Mandawa Haveli: A former residence for the 15th ruler of Mandawa in the heart of Jaipur that has been transformed into a dreamlike fantasy land of majestic grandeur and timeless Rajput architecture. During certain nights, there are special folk dance and puppet shows are performed at its courtyard.

Narain Niwas: An actual palace turned into heritage hotel that celebrates the glorious past of Rajput royalty. Expect to see elaborate Italian-Mughal interiors of colourful walls and decorated ceilings. It also houses Bar Palladio – arguably the most popular and exquisitely styled bar in Jaipur.

Hotel Grand Uniara: A former historical palace neither suffocatingly traditional nor drearily contemporary that is fitting for a modern-day king.

Hotel Rockwell: Convenient hotel that is strategically located near to iconic points of interest such as City Palace and Jantar Mantar.

Hotel Ashok: Located in the heart of Jaipur city, Ashok is a decent lodging that captures the charm of the princely city. Rates are affordable and employees are friendly.

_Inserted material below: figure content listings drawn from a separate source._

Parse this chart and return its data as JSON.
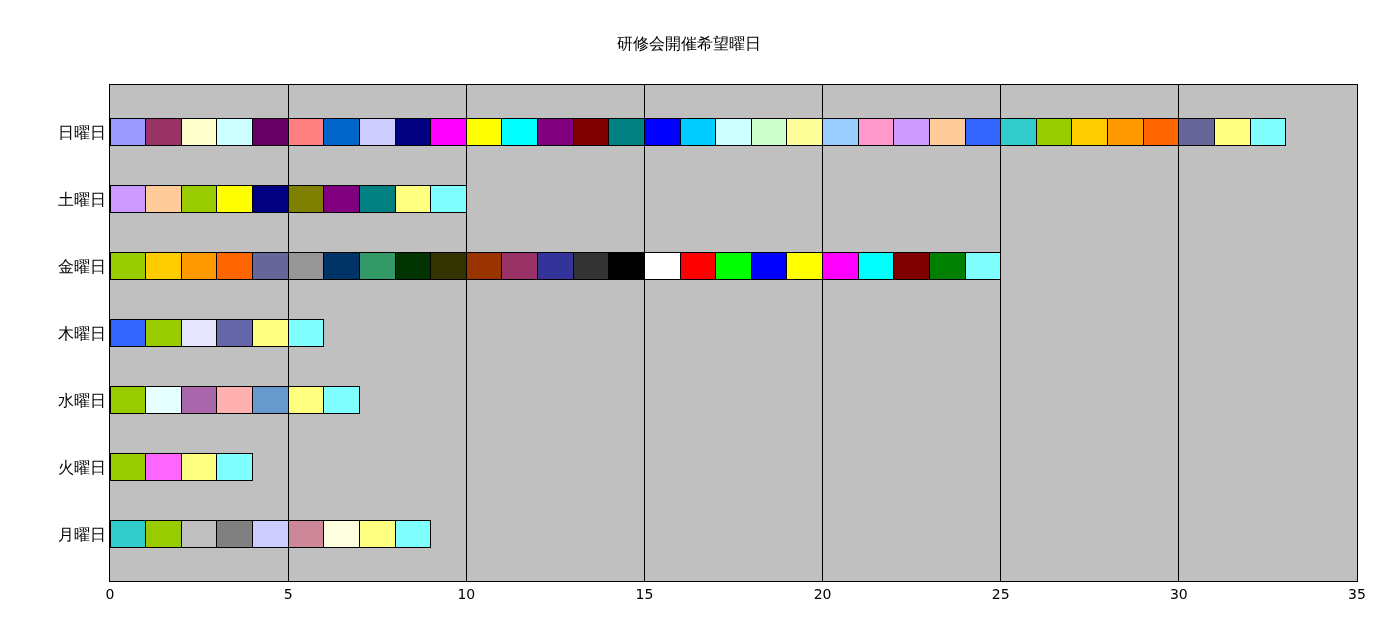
{
  "chart_data": {
    "type": "bar",
    "orientation": "horizontal",
    "stacked": true,
    "title": "研修会開催希望曜日",
    "categories": [
      "日曜日",
      "土曜日",
      "金曜日",
      "木曜日",
      "水曜日",
      "火曜日",
      "月曜日"
    ],
    "xlim": [
      0,
      35
    ],
    "xticks": [
      0,
      5,
      10,
      15,
      20,
      25,
      30,
      35
    ],
    "grid": "x",
    "series": [
      {
        "values": [
          1,
          1,
          1,
          1,
          1,
          1,
          1
        ],
        "colors": [
          "#9999ff",
          "#cc99ff",
          "#99cc00",
          "#3366ff",
          "#99cc00",
          "#99cc00",
          "#33cccc"
        ]
      },
      {
        "values": [
          1,
          1,
          1,
          1,
          1,
          1,
          1
        ],
        "colors": [
          "#993366",
          "#ffcc99",
          "#ffcc00",
          "#99cc00",
          "#e6ffff",
          "#ff66ff",
          "#99cc00"
        ]
      },
      {
        "values": [
          1,
          1,
          1,
          1,
          1,
          1,
          1
        ],
        "colors": [
          "#ffffcc",
          "#99cc00",
          "#ff9900",
          "#e6e6ff",
          "#aa66aa",
          "#ffff80",
          "#c0c0c0"
        ]
      },
      {
        "values": [
          1,
          1,
          1,
          1,
          1,
          1,
          1
        ],
        "colors": [
          "#ccffff",
          "#ffff00",
          "#ff6600",
          "#6666aa",
          "#ffb0b0",
          "#80ffff",
          "#808080"
        ]
      },
      {
        "values": [
          1,
          1,
          1,
          1,
          1,
          null,
          1
        ],
        "colors": [
          "#660066",
          "#000080",
          "#666699",
          "#ffff80",
          "#6699cc",
          null,
          "#ccccff"
        ]
      },
      {
        "values": [
          1,
          1,
          1,
          1,
          1,
          null,
          1
        ],
        "colors": [
          "#ff8080",
          "#808000",
          "#969696",
          "#80ffff",
          "#ffff80",
          null,
          "#cc8899"
        ]
      },
      {
        "values": [
          1,
          1,
          1,
          null,
          1,
          null,
          1
        ],
        "colors": [
          "#0066cc",
          "#800080",
          "#003366",
          null,
          "#80ffff",
          null,
          "#ffffe0"
        ]
      },
      {
        "values": [
          1,
          1,
          1,
          null,
          null,
          null,
          1
        ],
        "colors": [
          "#ccccff",
          "#008080",
          "#339966",
          null,
          null,
          null,
          "#ffff80"
        ]
      },
      {
        "values": [
          1,
          1,
          1,
          null,
          null,
          null,
          1
        ],
        "colors": [
          "#000080",
          "#ffff80",
          "#003300",
          null,
          null,
          null,
          "#80ffff"
        ]
      },
      {
        "values": [
          1,
          1,
          1,
          null,
          null,
          null,
          null
        ],
        "colors": [
          "#ff00ff",
          "#80ffff",
          "#333300",
          null,
          null,
          null,
          null
        ]
      },
      {
        "values": [
          1,
          null,
          1,
          null,
          null,
          null,
          null
        ],
        "colors": [
          "#ffff00",
          null,
          "#993300",
          null,
          null,
          null,
          null
        ]
      },
      {
        "values": [
          1,
          null,
          1,
          null,
          null,
          null,
          null
        ],
        "colors": [
          "#00ffff",
          null,
          "#993366",
          null,
          null,
          null,
          null
        ]
      },
      {
        "values": [
          1,
          null,
          1,
          null,
          null,
          null,
          null
        ],
        "colors": [
          "#800080",
          null,
          "#333399",
          null,
          null,
          null,
          null
        ]
      },
      {
        "values": [
          1,
          null,
          1,
          null,
          null,
          null,
          null
        ],
        "colors": [
          "#800000",
          null,
          "#333333",
          null,
          null,
          null,
          null
        ]
      },
      {
        "values": [
          1,
          null,
          1,
          null,
          null,
          null,
          null
        ],
        "colors": [
          "#008080",
          null,
          "#000000",
          null,
          null,
          null,
          null
        ]
      },
      {
        "values": [
          1,
          null,
          1,
          null,
          null,
          null,
          null
        ],
        "colors": [
          "#0000ff",
          null,
          "#ffffff",
          null,
          null,
          null,
          null
        ]
      },
      {
        "values": [
          1,
          null,
          1,
          null,
          null,
          null,
          null
        ],
        "colors": [
          "#00ccff",
          null,
          "#ff0000",
          null,
          null,
          null,
          null
        ]
      },
      {
        "values": [
          1,
          null,
          1,
          null,
          null,
          null,
          null
        ],
        "colors": [
          "#ccffff",
          null,
          "#00ff00",
          null,
          null,
          null,
          null
        ]
      },
      {
        "values": [
          1,
          null,
          1,
          null,
          null,
          null,
          null
        ],
        "colors": [
          "#ccffcc",
          null,
          "#0000ff",
          null,
          null,
          null,
          null
        ]
      },
      {
        "values": [
          1,
          null,
          1,
          null,
          null,
          null,
          null
        ],
        "colors": [
          "#ffff99",
          null,
          "#ffff00",
          null,
          null,
          null,
          null
        ]
      },
      {
        "values": [
          1,
          null,
          1,
          null,
          null,
          null,
          null
        ],
        "colors": [
          "#99ccff",
          null,
          "#ff00ff",
          null,
          null,
          null,
          null
        ]
      },
      {
        "values": [
          1,
          null,
          1,
          null,
          null,
          null,
          null
        ],
        "colors": [
          "#ff99cc",
          null,
          "#00ffff",
          null,
          null,
          null,
          null
        ]
      },
      {
        "values": [
          1,
          null,
          1,
          null,
          null,
          null,
          null
        ],
        "colors": [
          "#cc99ff",
          null,
          "#800000",
          null,
          null,
          null,
          null
        ]
      },
      {
        "values": [
          1,
          null,
          1,
          null,
          null,
          null,
          null
        ],
        "colors": [
          "#ffcc99",
          null,
          "#008000",
          null,
          null,
          null,
          null
        ]
      },
      {
        "values": [
          1,
          null,
          1,
          null,
          null,
          null,
          null
        ],
        "colors": [
          "#3366ff",
          null,
          "#80ffff",
          null,
          null,
          null,
          null
        ]
      },
      {
        "values": [
          1,
          null,
          null,
          null,
          null,
          null,
          null
        ],
        "colors": [
          "#33cccc",
          null,
          null,
          null,
          null,
          null,
          null
        ]
      },
      {
        "values": [
          1,
          null,
          null,
          null,
          null,
          null,
          null
        ],
        "colors": [
          "#99cc00",
          null,
          null,
          null,
          null,
          null,
          null
        ]
      },
      {
        "values": [
          1,
          null,
          null,
          null,
          null,
          null,
          null
        ],
        "colors": [
          "#ffcc00",
          null,
          null,
          null,
          null,
          null,
          null
        ]
      },
      {
        "values": [
          1,
          null,
          null,
          null,
          null,
          null,
          null
        ],
        "colors": [
          "#ff9900",
          null,
          null,
          null,
          null,
          null,
          null
        ]
      },
      {
        "values": [
          1,
          null,
          null,
          null,
          null,
          null,
          null
        ],
        "colors": [
          "#ff6600",
          null,
          null,
          null,
          null,
          null,
          null
        ]
      },
      {
        "values": [
          1,
          null,
          null,
          null,
          null,
          null,
          null
        ],
        "colors": [
          "#666699",
          null,
          null,
          null,
          null,
          null,
          null
        ]
      },
      {
        "values": [
          1,
          null,
          null,
          null,
          null,
          null,
          null
        ],
        "colors": [
          "#ffff80",
          null,
          null,
          null,
          null,
          null,
          null
        ]
      },
      {
        "values": [
          1,
          null,
          null,
          null,
          null,
          null,
          null
        ],
        "colors": [
          "#80ffff",
          null,
          null,
          null,
          null,
          null,
          null
        ]
      }
    ]
  }
}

The Fern Hotel: One of the great examples of ecotels in Jaipur that remains modern yet mindful towards environment and society. Its world cuisine Restobar is also one of Jaipur’s most popular restaurants.

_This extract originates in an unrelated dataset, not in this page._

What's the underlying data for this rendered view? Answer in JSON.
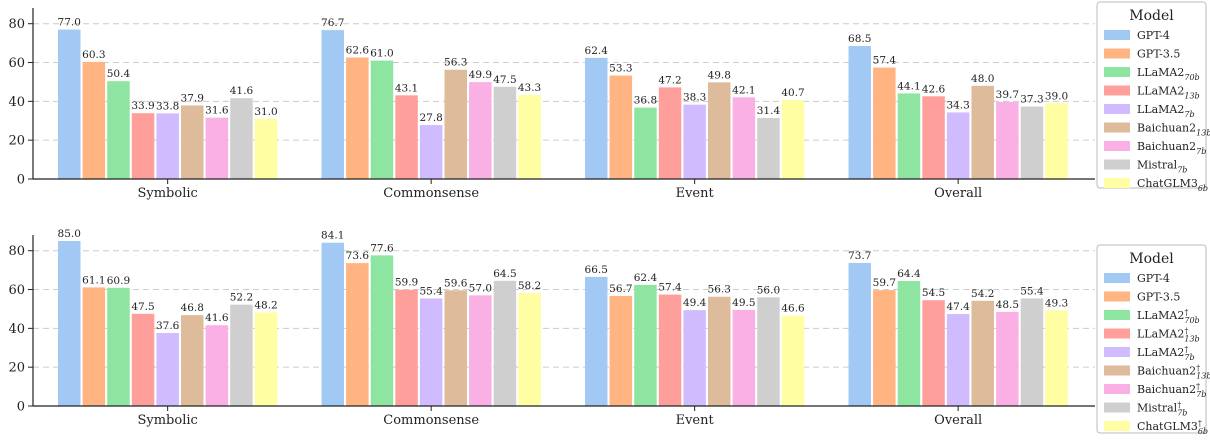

Spice Court: A restaurant showcasing hearty Rajasthani cuisine that melds flavours and traditions of Jaipur with finest ingredients and techniques. While dining, enjoy the vibrant ambience with live music and puppet show in the evening.


AirAsia X is the only low-cost carrier that offer direct connection between Kuala Lumpur and Jaipur. The airline operates four times weekly on Mondays, Wednesdays, Fridays and Saturdays. Guests should opt for the Hot Seats that provide extra legroom for extra comfort, while the Quiet Zone promises a peaceful journey with minimal noise throughout the five-hour and a half flight. I have flown in the aforementioned categories and found the seats spacious and comfortable enough to endure the journey (take note that I am 5’5”). For travellers who don’t mind splurging a little, they should opt for the airline’s award-winning flatbed for optimum experience.


Jaipur has three distinct seasons: summer, monsoon and winter. It is best to plan your visit carefully. Winter months, which are from October to March, are generally pleasant and ideal. July to September is hot and humid. Summer in Jaipur, which is from April to June, can be brutal with temperatures going up to 45° Celsius.